For the last 53 years, her hauntingly beautiful eyes have stared out from a distant, sepia world. There is something in those eyes that compels you to stare back. With a battered Akubra on her head, she sits resting against her husband in his tattered shirt, nursing their three-week-old son. A sense of serenity permeates the scene.

This photo, one of the most acclaimed images of life in rural Australia, was taken by the late photographer and author Jeff Carter in June 1958. Woman’s Day became mesmerised by The drover’s wife when we stumbled across the photo at a recent exhibition at the State Library of New South Wales.

The couple were Ron and Mavis Kerr, and their little bub was named Johnny.
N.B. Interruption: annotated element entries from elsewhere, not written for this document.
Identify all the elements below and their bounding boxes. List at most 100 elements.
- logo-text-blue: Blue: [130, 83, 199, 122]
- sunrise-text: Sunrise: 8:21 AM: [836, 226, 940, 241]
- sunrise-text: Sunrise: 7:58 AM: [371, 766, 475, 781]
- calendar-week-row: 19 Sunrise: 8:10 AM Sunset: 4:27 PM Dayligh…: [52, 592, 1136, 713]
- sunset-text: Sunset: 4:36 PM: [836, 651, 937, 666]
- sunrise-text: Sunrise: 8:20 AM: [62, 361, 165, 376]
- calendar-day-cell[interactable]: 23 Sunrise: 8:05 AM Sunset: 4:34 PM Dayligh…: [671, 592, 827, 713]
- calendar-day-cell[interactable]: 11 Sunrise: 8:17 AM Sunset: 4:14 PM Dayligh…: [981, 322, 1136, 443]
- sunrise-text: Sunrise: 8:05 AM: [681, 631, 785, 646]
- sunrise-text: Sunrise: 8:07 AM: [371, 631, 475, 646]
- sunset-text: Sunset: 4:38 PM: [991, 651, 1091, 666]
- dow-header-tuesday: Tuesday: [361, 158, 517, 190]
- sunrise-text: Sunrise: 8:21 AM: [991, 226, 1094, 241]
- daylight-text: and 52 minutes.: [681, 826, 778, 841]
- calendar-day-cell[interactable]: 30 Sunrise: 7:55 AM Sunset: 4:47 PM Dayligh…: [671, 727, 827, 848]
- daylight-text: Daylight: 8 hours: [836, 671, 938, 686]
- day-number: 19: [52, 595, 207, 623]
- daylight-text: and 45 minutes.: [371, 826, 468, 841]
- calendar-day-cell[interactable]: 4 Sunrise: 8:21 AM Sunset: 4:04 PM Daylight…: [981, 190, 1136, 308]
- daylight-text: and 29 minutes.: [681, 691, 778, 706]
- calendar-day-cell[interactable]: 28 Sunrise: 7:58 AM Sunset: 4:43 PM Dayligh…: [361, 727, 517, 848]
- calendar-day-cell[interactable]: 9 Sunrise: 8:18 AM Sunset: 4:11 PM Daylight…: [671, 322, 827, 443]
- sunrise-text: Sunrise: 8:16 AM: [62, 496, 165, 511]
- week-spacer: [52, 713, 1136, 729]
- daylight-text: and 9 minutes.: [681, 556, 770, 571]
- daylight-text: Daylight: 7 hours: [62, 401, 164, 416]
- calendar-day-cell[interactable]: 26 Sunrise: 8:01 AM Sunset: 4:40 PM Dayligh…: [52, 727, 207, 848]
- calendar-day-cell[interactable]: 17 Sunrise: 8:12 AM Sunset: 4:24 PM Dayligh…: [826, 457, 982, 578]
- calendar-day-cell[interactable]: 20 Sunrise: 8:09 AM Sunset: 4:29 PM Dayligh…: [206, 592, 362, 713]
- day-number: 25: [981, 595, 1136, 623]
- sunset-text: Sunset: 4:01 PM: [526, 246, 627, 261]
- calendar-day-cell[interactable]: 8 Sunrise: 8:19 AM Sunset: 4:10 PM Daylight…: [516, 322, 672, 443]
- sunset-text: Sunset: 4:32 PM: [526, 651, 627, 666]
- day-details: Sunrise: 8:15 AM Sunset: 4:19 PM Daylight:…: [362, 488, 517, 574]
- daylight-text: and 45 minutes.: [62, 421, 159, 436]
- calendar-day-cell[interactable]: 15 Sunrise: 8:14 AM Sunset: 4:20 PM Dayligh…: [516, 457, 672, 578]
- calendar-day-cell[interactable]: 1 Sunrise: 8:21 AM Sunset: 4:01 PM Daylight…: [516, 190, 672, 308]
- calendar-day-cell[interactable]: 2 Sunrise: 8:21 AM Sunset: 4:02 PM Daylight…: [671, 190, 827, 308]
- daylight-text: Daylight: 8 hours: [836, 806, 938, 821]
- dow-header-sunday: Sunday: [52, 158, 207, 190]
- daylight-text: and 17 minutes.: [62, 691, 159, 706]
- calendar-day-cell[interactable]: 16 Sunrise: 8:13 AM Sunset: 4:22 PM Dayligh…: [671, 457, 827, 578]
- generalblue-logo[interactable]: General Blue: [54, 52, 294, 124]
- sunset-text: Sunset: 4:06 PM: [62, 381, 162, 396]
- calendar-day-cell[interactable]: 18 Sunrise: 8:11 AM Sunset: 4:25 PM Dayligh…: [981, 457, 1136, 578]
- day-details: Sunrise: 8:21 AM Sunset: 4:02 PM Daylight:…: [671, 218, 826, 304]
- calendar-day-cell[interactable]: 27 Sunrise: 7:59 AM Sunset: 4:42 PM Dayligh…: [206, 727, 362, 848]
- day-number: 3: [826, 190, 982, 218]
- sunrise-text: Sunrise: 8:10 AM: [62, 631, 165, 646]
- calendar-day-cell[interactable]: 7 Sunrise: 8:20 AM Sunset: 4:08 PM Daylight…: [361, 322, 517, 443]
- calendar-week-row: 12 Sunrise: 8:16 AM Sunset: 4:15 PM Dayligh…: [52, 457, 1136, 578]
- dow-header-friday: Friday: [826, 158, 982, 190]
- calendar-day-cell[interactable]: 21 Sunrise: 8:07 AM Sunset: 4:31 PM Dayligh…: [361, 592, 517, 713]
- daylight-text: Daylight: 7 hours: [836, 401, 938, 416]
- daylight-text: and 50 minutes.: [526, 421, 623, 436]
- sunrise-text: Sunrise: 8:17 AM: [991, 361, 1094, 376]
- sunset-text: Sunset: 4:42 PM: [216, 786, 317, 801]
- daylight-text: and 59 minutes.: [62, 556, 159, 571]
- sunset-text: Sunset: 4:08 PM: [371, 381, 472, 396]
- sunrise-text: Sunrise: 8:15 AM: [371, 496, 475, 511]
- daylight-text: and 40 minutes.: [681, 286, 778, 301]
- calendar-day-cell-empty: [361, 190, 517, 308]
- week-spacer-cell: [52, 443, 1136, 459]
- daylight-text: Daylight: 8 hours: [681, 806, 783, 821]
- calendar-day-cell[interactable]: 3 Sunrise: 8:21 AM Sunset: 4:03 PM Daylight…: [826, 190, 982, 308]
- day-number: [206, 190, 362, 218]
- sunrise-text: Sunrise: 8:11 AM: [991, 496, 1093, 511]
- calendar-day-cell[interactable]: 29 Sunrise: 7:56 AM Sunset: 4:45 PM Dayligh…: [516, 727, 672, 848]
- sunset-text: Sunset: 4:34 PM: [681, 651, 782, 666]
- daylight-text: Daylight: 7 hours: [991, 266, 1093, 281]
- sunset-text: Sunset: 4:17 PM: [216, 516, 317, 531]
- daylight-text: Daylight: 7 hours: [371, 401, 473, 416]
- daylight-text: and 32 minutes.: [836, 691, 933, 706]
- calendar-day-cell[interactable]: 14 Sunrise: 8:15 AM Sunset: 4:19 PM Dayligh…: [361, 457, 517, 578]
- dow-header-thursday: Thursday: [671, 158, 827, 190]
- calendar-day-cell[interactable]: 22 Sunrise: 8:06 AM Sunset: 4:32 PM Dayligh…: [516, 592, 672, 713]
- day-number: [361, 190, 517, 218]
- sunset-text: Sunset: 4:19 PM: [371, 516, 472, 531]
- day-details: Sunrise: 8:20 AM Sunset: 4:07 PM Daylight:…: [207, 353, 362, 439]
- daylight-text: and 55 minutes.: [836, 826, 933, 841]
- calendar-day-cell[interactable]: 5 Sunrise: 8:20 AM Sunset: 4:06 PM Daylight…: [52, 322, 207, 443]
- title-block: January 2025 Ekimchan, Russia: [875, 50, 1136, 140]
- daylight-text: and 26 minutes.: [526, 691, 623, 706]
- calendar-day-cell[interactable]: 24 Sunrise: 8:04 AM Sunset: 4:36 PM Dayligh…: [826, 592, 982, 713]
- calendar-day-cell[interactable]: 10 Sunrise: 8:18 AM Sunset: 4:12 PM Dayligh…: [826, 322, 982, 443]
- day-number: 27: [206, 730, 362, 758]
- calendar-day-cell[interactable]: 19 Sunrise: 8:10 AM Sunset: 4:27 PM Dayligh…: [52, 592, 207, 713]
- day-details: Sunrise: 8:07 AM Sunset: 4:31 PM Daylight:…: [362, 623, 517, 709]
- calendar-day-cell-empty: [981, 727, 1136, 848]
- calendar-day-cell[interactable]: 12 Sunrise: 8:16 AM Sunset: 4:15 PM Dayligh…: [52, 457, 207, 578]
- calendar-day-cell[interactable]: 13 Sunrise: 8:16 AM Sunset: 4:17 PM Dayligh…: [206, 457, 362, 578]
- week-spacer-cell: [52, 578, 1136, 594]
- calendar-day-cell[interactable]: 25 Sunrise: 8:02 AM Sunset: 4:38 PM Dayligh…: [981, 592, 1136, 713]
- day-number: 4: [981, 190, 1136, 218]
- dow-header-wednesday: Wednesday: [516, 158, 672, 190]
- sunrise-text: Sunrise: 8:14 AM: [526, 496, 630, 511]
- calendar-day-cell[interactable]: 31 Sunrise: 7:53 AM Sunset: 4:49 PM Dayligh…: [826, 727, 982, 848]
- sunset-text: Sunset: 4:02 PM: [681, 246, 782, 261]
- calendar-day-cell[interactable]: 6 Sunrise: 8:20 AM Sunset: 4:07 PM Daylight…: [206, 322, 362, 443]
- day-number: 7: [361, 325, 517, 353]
Jeff Carter had found them at Urisino Bore in western NSW, while they were droving a mob of 3700 merino ewes between Tibooburra and Coonamble. There they sat in the shade of their old Bedford truck, “just having a spell”.

What happened to the Kerr family? Did this young mum stay the drover’s wife? Or did she seek an easier life and move to the big smoke? Hardly. Mavis, now 69, and Ron, 75, live in remote Borroloola in the Northern Territory – a small town of around 700 about 950km south-east of Darwin.

“I’m still the drover’s wife,” Mavis laughs. Today, as Mavis and Ron arrive in Darwin to relive their experiences, they are instantly recognisable. They look at their old truck, which resides in the hangar at Darwin airport, and are transported back to the dusty stock routes that were their way of life.